Из-за пристрастия моего деда много спать и много есть, в семье его стали недолюбливать. Прадед решил, что такого человека к тяжелому крестьянскому труду не приучить, и определил его для учебы в Уржумскую гимназию. Пусть лучше там ума набирается, изучает точные науки. Но изучать эти самые науки деду долго не пришлось. В 1911 году Степана забрали в царскую армию. Поставили в строй и сразу стали чесать затылки. Дед был на две головы выше всех остальных служивых. И подходящую форму ему никак не могли подобрать. Всё деду было не в пору, всё мало да узко. В строю он выглядел, как породистый гусь в стае диких утят. На первом же смотре командиру полка, где начинал службу мой дед, сделали выговор. Один из проверяющих чинов грозно рявкнул, указывая на деда:
– Что это такое?
– Рядовой Филимонов, – в замешательстве ответил командир.
– Убрать с глаз долой! -приказал генерал. – Эта орясина у вас весь строй портит. Определите его куда-нибудь подальше.
Командиры подумали, подумали и решили отправить деда учиться на фельдшера в Казань. Пусть после учения он в госпитале солдат лечит. Там от него больше проку будет. А когда дед выучился началась Первая Мировая война. Дед сразу попал на фронт и стал выносить с поля боя раненых солдат. Сначала носил по одному, а потом чтобы много не ползать – двоих сразу. Одного в одну руку, другого – в другую. Раненых в первые месяцы войны было много. Амуниция на солдатах была кровавая и грязная, так что однажды в суматохе боя дед спутался и притащил в полевой госпиталь контуженого немца. Немец в госпитале опомнился, залепетал что-то испуганно, хотел было из лечебного учреждения сбежать. Но дед быстро пресек это подлое намеренье, контузив вражеского солдата повторно – на этот раз кулаком.
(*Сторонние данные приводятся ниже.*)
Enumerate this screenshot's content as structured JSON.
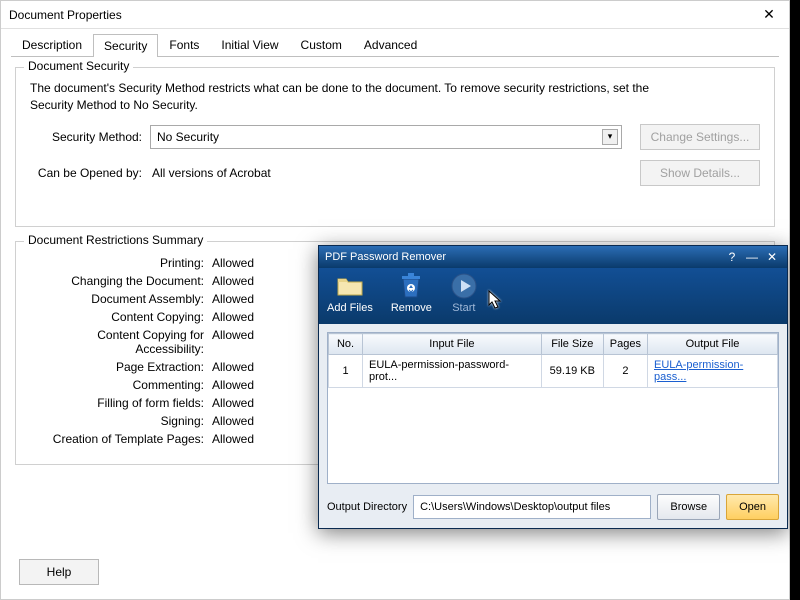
{
  "dp": {
    "title": "Document Properties",
    "tabs": [
      "Description",
      "Security",
      "Fonts",
      "Initial View",
      "Custom",
      "Advanced"
    ],
    "active_tab_index": 1,
    "security_group": "Document Security",
    "desc": "The document's Security Method restricts what can be done to the document. To remove security restrictions, set the Security Method to No Security.",
    "sm_label": "Security Method:",
    "sm_value": "No Security",
    "change_settings": "Change Settings...",
    "opened_label": "Can be Opened by:",
    "opened_value": "All versions of Acrobat",
    "show_details": "Show Details...",
    "drs_title": "Document Restrictions Summary",
    "restrictions": [
      {
        "label": "Printing:",
        "value": "Allowed"
      },
      {
        "label": "Changing the Document:",
        "value": "Allowed"
      },
      {
        "label": "Document Assembly:",
        "value": "Allowed"
      },
      {
        "label": "Content Copying:",
        "value": "Allowed"
      },
      {
        "label": "Content Copying for Accessibility:",
        "value": "Allowed"
      },
      {
        "label": "Page Extraction:",
        "value": "Allowed"
      },
      {
        "label": "Commenting:",
        "value": "Allowed"
      },
      {
        "label": "Filling of form fields:",
        "value": "Allowed"
      },
      {
        "label": "Signing:",
        "value": "Allowed"
      },
      {
        "label": "Creation of Template Pages:",
        "value": "Allowed"
      }
    ],
    "help": "Help"
  },
  "ppr": {
    "title": "PDF Password Remover",
    "tools": {
      "add": "Add Files",
      "remove": "Remove",
      "start": "Start"
    },
    "columns": [
      "No.",
      "Input File",
      "File Size",
      "Pages",
      "Output File"
    ],
    "rows": [
      {
        "no": "1",
        "input": "EULA-permission-password-prot...",
        "size": "59.19 KB",
        "pages": "2",
        "output": "EULA-permission-pass..."
      }
    ],
    "outdir_label": "Output Directory",
    "outdir_value": "C:\\Users\\Windows\\Desktop\\output files",
    "browse": "Browse",
    "open": "Open"
  }
}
После этого случая моему деду за проявленную доблесть и героизм дали Георгиевский крест.
Потом по какой-то причине наша армия неожиданно оставила прежние позиции. Это произошло ночью, а дед по старой привычке очень крепко спал. Полевой госпиталь по приказу начальства быстро эвакуировали, а про деда в суматохе передислокации почему-то забыли. Он остался в крестьянской хате на окраине села, в которой квартировал.
Утром дед встал как обычно, пошел к реке умыться. Глядь – рядом с ним какой-то немец зубы чистит. Дед решил, что это непорядок. Должна же быть какая-то субординации. Линия фронта и прочие атрибуты военного права. Подошел к немцу и, ничего не говоря, восстановил справедливость – врезал немцу по загривку, так чтобы неповадно было забегать на чужие позиции.
На обратной дороге в деревню мой дед встретил ещё двух германцев. Они несли воду в какой-то посудине. Это деда окончательно вывело из себя. Он решил, что у неприятеля нет никакого уважения к правилам ведения военной компании. Им бы только наступать. Им бы только лесть на рожон. Не долго думая, дед поставил и этих негодяев на место. Вернее – уложил. Одного кулаком другого жбаном, в котором враги воду несли.
Вернулся дед от реки в деревню, а там вообще творится черт знает что. Кругом германцы хозяйничают, как у себя дома. Да ещё и что-то орут по-своему, мельтешат, мешаются под ногами. Дед рассвирепел, начал дубасить их направо и налево. Немцы при этом долго не могли понять, что это за странный солдат, на котором из одежды одни кальсоны, так развоевался. Машет и машет кулаками без разбору. А когда опомнились, когда скрутили его как следует, поняли, что поймали вражеского лазутчика – агитатора и большевика. Таким образом, на какое-то время мой дед стал революционером. Он попал в одну камеру к матерым большевикам. Они стали склонять его к противоправной деятельности. Но стезя революционера моего деда не прельстила. В нем подспудно дремал мелкий собственник, тайный ценитель православной Руси, и изжить эту убежденность из деда было невозможно.